Луи не мог оставить Гарри, даже если бы попытался, даже если бы так было нужно.

– Я не ненавижу тебя, – говорит он, отталкивая от себя мысли. Потому что сейчас речь не о его сердце—речь о сердце Гарри. – Я не ненавижу тебя, ни капли—Я просто тебя не понимаю. Ты никогда не давал мне понять тебя. Я хочу… – он останавливается, не зная, что говорить дальше.

По комнате проходит свист ветра, залетевшего в окно.

На его лице глубокая складка между бровями, он поднимает трясущуюся руку и осторожно касается щеки Луи. Касание как дуновение, как шелк по коже, но прошибает как электрический ток. – Ты не заслуживаешь—, – начинает он, взгляд смягчается, электрический заряд превращается в огонь.

В красные раскаленные угли, разгорающиеся внутри, поджигающие самообладание.

– Блять, прекрати говорить мне, чего я заслуживаю! – он рявкает злостно и раздраженно, цепляется за запястье Гарри, удерживает ладонь на месте. Ладно, может он и ведет себя немного эгоистично. Но сейчас ему можно, сейчас это позволительно. – Не оставляй за собой бардак, Гарри. Не надо. Мы во всем разберемся. Мы оба. Ты и я, – когда Гарри начинает мотать головой, Луи рычит и усиливает хватку на запястье. – Да. Только—только не уезжай пока что, ладно? Останься. Пожалуйста, останься.

Гарри смотрит на него затуманенным взглядом, прижимает холодную руку к щеке. Вглядывается, словно пытается отыскать в его чертах сомнение, в словах – подвох.

– Пожалуйста, – мягче повторяет Луи.

Проходит сколько-то минут ничем не перебиваемой хлестающей тело Луи агонии.

А потом взгляд Гарри становится яснее, уголки губ поднимаются чуть выше, и он кивает. Быстро, едва ли заметно, но кивает, и Луи облегченно выдыхает, отпуская запястье Гарри.
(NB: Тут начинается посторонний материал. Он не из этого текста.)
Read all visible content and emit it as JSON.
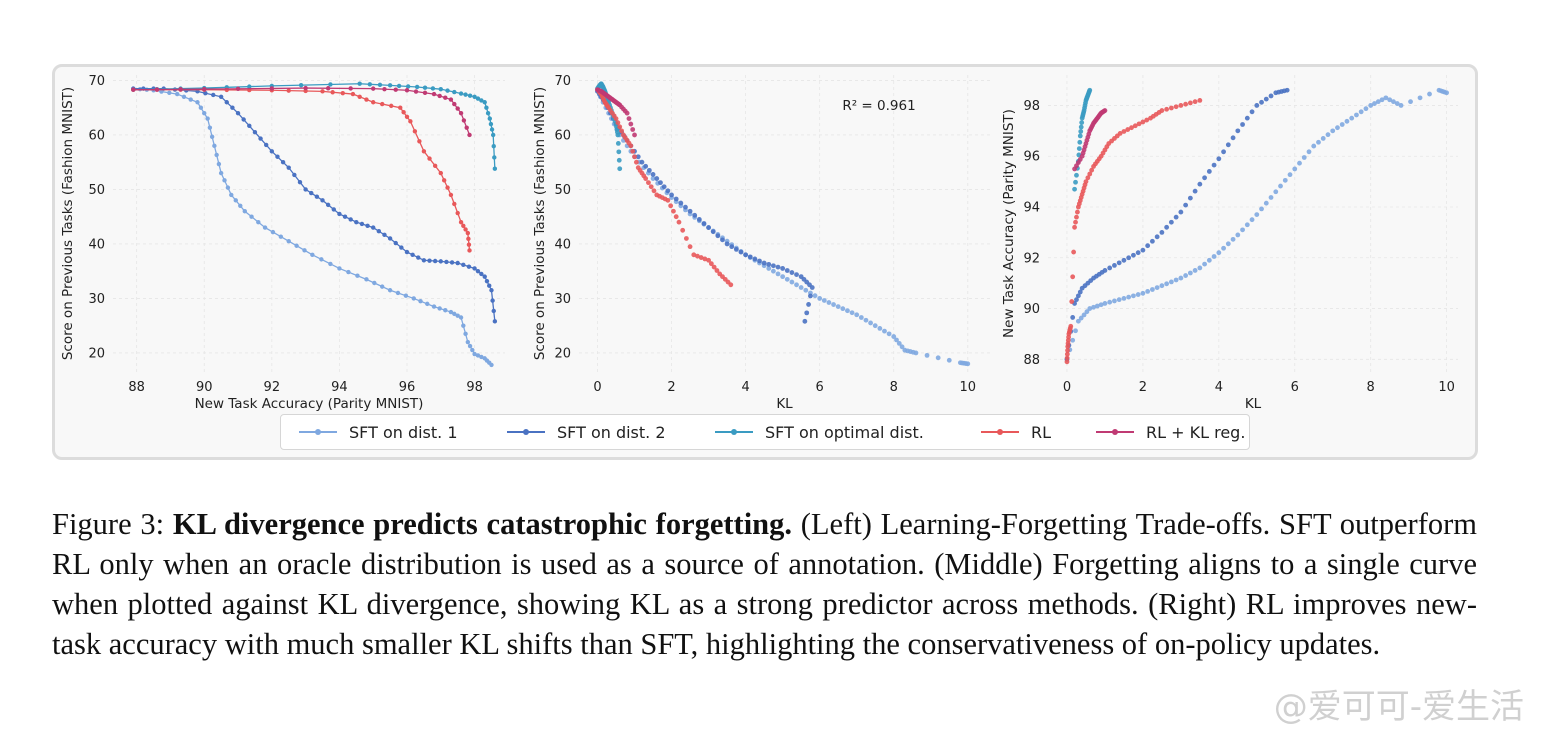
{
  "chart_data": [
    {
      "type": "line",
      "xlabel": "New Task Accuracy (Parity MNIST)",
      "ylabel": "Score on Previous Tasks (Fashion MNIST)",
      "xlim": [
        87.3,
        98.9
      ],
      "ylim": [
        16.5,
        71
      ],
      "xticks": [
        88,
        90,
        92,
        94,
        96,
        98
      ],
      "yticks": [
        20,
        30,
        40,
        50,
        60,
        70
      ],
      "grid": true,
      "series": [
        {
          "name": "SFT on dist. 1",
          "color": "#7fa8e0",
          "x": [
            87.9,
            88.5,
            89.2,
            89.8,
            90.1,
            90.3,
            90.5,
            90.8,
            91.2,
            91.8,
            92.5,
            93.2,
            94.0,
            94.8,
            95.5,
            96.2,
            96.8,
            97.3,
            97.6,
            97.8,
            98.0,
            98.3,
            98.5
          ],
          "y": [
            68.5,
            68.2,
            67.5,
            66.0,
            63.0,
            58.0,
            53.0,
            49.0,
            46.0,
            43.0,
            40.5,
            38.0,
            35.5,
            33.5,
            31.5,
            30.0,
            28.5,
            27.5,
            26.5,
            22.0,
            19.8,
            19.0,
            17.8
          ]
        },
        {
          "name": "SFT on dist. 2",
          "color": "#4a72c2",
          "x": [
            87.9,
            88.8,
            89.8,
            90.5,
            91.0,
            91.5,
            92.0,
            92.5,
            93.0,
            93.5,
            94.0,
            94.5,
            95.0,
            95.5,
            96.0,
            96.5,
            97.0,
            97.5,
            98.0,
            98.3,
            98.5,
            98.6
          ],
          "y": [
            68.5,
            68.5,
            68.0,
            67.0,
            64.0,
            60.5,
            57.0,
            54.0,
            50.0,
            48.0,
            45.5,
            44.0,
            43.0,
            41.0,
            38.5,
            37.0,
            36.8,
            36.5,
            35.5,
            34.0,
            31.5,
            25.8
          ]
        },
        {
          "name": "SFT on optimal dist.",
          "color": "#3a9bc2",
          "x": [
            87.9,
            90.0,
            92.0,
            94.6,
            95.5,
            96.3,
            97.0,
            97.6,
            98.0,
            98.3,
            98.45,
            98.55,
            98.6
          ],
          "y": [
            68.3,
            68.6,
            69.0,
            69.4,
            69.1,
            68.8,
            68.4,
            67.6,
            67.0,
            66.0,
            63.0,
            60.0,
            53.8
          ]
        },
        {
          "name": "RL",
          "color": "#e8585a",
          "x": [
            87.9,
            90.0,
            92.0,
            93.5,
            94.4,
            95.0,
            95.8,
            96.1,
            96.5,
            97.0,
            97.3,
            97.6,
            97.8,
            97.85
          ],
          "y": [
            68.3,
            68.3,
            68.2,
            68.0,
            67.5,
            66.0,
            65.0,
            62.5,
            57.0,
            53.0,
            49.0,
            44.0,
            42.0,
            38.8
          ]
        },
        {
          "name": "RL + KL reg.",
          "color": "#c03a73",
          "x": [
            87.9,
            90.0,
            93.0,
            95.0,
            96.0,
            96.8,
            97.3,
            97.6,
            97.85
          ],
          "y": [
            68.3,
            68.4,
            68.6,
            68.5,
            68.2,
            67.5,
            66.5,
            64.0,
            60.0
          ]
        }
      ]
    },
    {
      "type": "scatter",
      "xlabel": "KL",
      "ylabel": "Score on Previous Tasks (Fashion MNIST)",
      "annotation": "R² = 0.961",
      "xlim": [
        -0.5,
        10.6
      ],
      "ylim": [
        16.5,
        71
      ],
      "xticks": [
        0,
        2,
        4,
        6,
        8,
        10
      ],
      "yticks": [
        20,
        30,
        40,
        50,
        60,
        70
      ],
      "grid": true,
      "series": [
        {
          "name": "SFT on dist. 1",
          "color": "#7fa8e0",
          "x": [
            0.0,
            0.3,
            0.6,
            1.0,
            1.5,
            2.0,
            2.5,
            3.0,
            3.5,
            4.0,
            4.5,
            5.0,
            5.5,
            6.0,
            6.5,
            7.0,
            7.5,
            8.0,
            8.3,
            8.6,
            9.8,
            10.0
          ],
          "y": [
            68.0,
            64.0,
            60.0,
            56.0,
            52.0,
            48.5,
            45.5,
            43.0,
            40.5,
            38.0,
            36.0,
            34.0,
            32.0,
            30.0,
            28.5,
            27.0,
            25.0,
            23.0,
            20.5,
            20.0,
            18.2,
            18.0
          ]
        },
        {
          "name": "SFT on dist. 2",
          "color": "#4a72c2",
          "x": [
            0.0,
            0.2,
            0.5,
            0.8,
            1.2,
            1.6,
            2.0,
            2.5,
            3.0,
            3.5,
            4.0,
            4.5,
            5.0,
            5.5,
            5.8,
            5.6
          ],
          "y": [
            68.0,
            66.0,
            62.0,
            59.0,
            55.0,
            52.0,
            49.0,
            46.0,
            43.0,
            40.0,
            38.0,
            36.5,
            35.5,
            34.0,
            32.0,
            25.8
          ]
        },
        {
          "name": "SFT on optimal dist.",
          "color": "#3a9bc2",
          "x": [
            0.0,
            0.05,
            0.1,
            0.15,
            0.2,
            0.25,
            0.3,
            0.4,
            0.5,
            0.55,
            0.6
          ],
          "y": [
            68.5,
            69.0,
            69.4,
            68.8,
            68.0,
            67.0,
            66.0,
            64.0,
            62.0,
            60.0,
            53.8
          ]
        },
        {
          "name": "RL",
          "color": "#e8585a",
          "x": [
            0.0,
            0.1,
            0.2,
            0.3,
            0.5,
            0.7,
            0.9,
            1.1,
            1.3,
            1.6,
            1.9,
            2.2,
            2.6,
            3.0,
            3.3,
            3.6
          ],
          "y": [
            68.3,
            67.5,
            66.0,
            65.0,
            63.0,
            60.0,
            58.0,
            54.0,
            52.0,
            49.0,
            48.0,
            44.0,
            38.0,
            37.0,
            34.5,
            32.5
          ]
        },
        {
          "name": "RL + KL reg.",
          "color": "#c03a73",
          "x": [
            0.0,
            0.1,
            0.2,
            0.3,
            0.4,
            0.5,
            0.6,
            0.8,
            1.0
          ],
          "y": [
            68.3,
            68.0,
            67.5,
            67.0,
            66.5,
            66.0,
            65.5,
            64.0,
            60.0
          ]
        }
      ]
    },
    {
      "type": "scatter",
      "xlabel": "KL",
      "ylabel": "New Task Accuracy (Parity MNIST)",
      "xlim": [
        -0.5,
        10.3
      ],
      "ylim": [
        87.5,
        99.2
      ],
      "xticks": [
        0,
        2,
        4,
        6,
        8,
        10
      ],
      "yticks": [
        88,
        90,
        92,
        94,
        96,
        98
      ],
      "grid": true,
      "series": [
        {
          "name": "SFT on dist. 1",
          "color": "#7fa8e0",
          "x": [
            0.0,
            0.3,
            0.6,
            1.0,
            1.5,
            2.0,
            2.5,
            3.0,
            3.5,
            4.0,
            4.5,
            5.0,
            5.5,
            6.0,
            6.5,
            7.0,
            7.5,
            8.0,
            8.4,
            8.8,
            9.8,
            10.0
          ],
          "y": [
            88.0,
            89.5,
            90.0,
            90.2,
            90.4,
            90.6,
            90.9,
            91.2,
            91.6,
            92.2,
            92.9,
            93.7,
            94.6,
            95.5,
            96.4,
            97.0,
            97.5,
            98.0,
            98.3,
            98.0,
            98.6,
            98.5
          ]
        },
        {
          "name": "SFT on dist. 2",
          "color": "#4a72c2",
          "x": [
            0.0,
            0.2,
            0.4,
            0.7,
            1.0,
            1.5,
            2.0,
            2.5,
            3.0,
            3.5,
            4.0,
            4.5,
            5.0,
            5.5,
            5.8
          ],
          "y": [
            88.0,
            90.2,
            90.8,
            91.2,
            91.5,
            91.9,
            92.3,
            93.0,
            93.8,
            94.9,
            95.9,
            97.0,
            98.0,
            98.5,
            98.6
          ]
        },
        {
          "name": "SFT on optimal dist.",
          "color": "#3a9bc2",
          "x": [
            0.2,
            0.3,
            0.35,
            0.4,
            0.45,
            0.5,
            0.55,
            0.6
          ],
          "y": [
            94.7,
            95.8,
            96.8,
            97.5,
            97.8,
            98.2,
            98.4,
            98.6
          ]
        },
        {
          "name": "RL",
          "color": "#e8585a",
          "x": [
            0.0,
            0.02,
            0.05,
            0.1,
            0.2,
            0.3,
            0.4,
            0.5,
            0.7,
            0.9,
            1.1,
            1.4,
            1.8,
            2.2,
            2.5,
            3.0,
            3.5
          ],
          "y": [
            87.9,
            88.5,
            89.0,
            89.3,
            93.2,
            94.0,
            94.5,
            95.0,
            95.6,
            96.0,
            96.5,
            96.9,
            97.2,
            97.5,
            97.8,
            98.0,
            98.2
          ]
        },
        {
          "name": "RL + KL reg.",
          "color": "#c03a73",
          "x": [
            0.2,
            0.4,
            0.5,
            0.6,
            0.7,
            0.8,
            0.9,
            1.0
          ],
          "y": [
            95.5,
            96.0,
            96.5,
            97.0,
            97.3,
            97.5,
            97.7,
            97.8
          ]
        }
      ]
    }
  ],
  "legend": {
    "placement": "bottom-center",
    "items": [
      {
        "label": "SFT on dist. 1",
        "color": "#7fa8e0"
      },
      {
        "label": "SFT on dist. 2",
        "color": "#4a72c2"
      },
      {
        "label": "SFT on optimal dist.",
        "color": "#3a9bc2"
      },
      {
        "label": "RL",
        "color": "#e8585a"
      },
      {
        "label": "RL + KL reg.",
        "color": "#c03a73"
      }
    ]
  },
  "caption": {
    "prefix": "Figure 3: ",
    "bold": "KL divergence predicts catastrophic forgetting.",
    "text": " (Left) Learning-Forgetting Trade-offs. SFT outperform RL only when an oracle distribution is used as a source of annotation. (Middle) Forgetting aligns to a single curve when plotted against KL divergence, showing KL as a strong predictor across methods. (Right) RL improves new-task accuracy with much smaller KL shifts than SFT, highlighting the conservativeness of on-policy updates."
  },
  "watermark": "@爱可可-爱生活"
}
– Хорошо, – на новом выдохе говорит он, – хорошо. Хотя бы на ночь, окей? Просто дай мне—дай поговорить с Зейном, он меня послушает. Я расскажу ему обо всем со своей точки зрения… может, я смогу на него повлиять. Я знаю, что ты не хотел причинять Лиаму боль—

– Никогда, – перебивает Гарри, искреннее болезненное слово вырывается изо рта, смотрит широко открытыми глазами, потерянным взглядом. – Я бы никогда—Я бы в жизни не сделал это специально, – сглатывает он.

Луи кивает.

– Я знаю. И Зейн знает. В глубине души он знает. Просто сейчас он слишком расстроен, чтобы адекватно размышлять над этим. Я с ним поговорю.

Он решительно пятится к двери, уверенность разливается по телу в сочетании с адреналином, истерией, паникой, переполняющими эмоциями и недостатком сна.

– Что—сейчас? – Гарри хмурит брови. – Я не могу просить тебя об этом, Луи, – его голос полон сомнений.

– Я с ним поговорю и вернусь, окей? Оставайся здесь. Только поговорю и вернусь.

– Пожалуйста, не уезжай – на самом деле пытается сказать он.

Гарри не отвечает.

– Пожалуйста, – говорит Луи и останавливается, потому что Гарри стоит и молчит. Луи нужно услышать обещание. – Останься.

Гарри продолжает молчать.

Сердце Луи дрожит, горит, контузит и дробится.

– Ради меня.

Гарри поднимает глаза.

– Пожалуйста, останься ради меня.

Но тишина все тянется и тянется.

И потом. Наконец-то.

– На ночь, – обещает Гарри тихим голосом, встречается с Луи взглядом. – Я останусь на ночь.

Луи чувствует в груди образование новой Вселенной.

Спасибо, господи, всему на свете.

Этого достаточно. Конечно же не самый лучший вариант, но достаточно хотя бы такой альтернативы.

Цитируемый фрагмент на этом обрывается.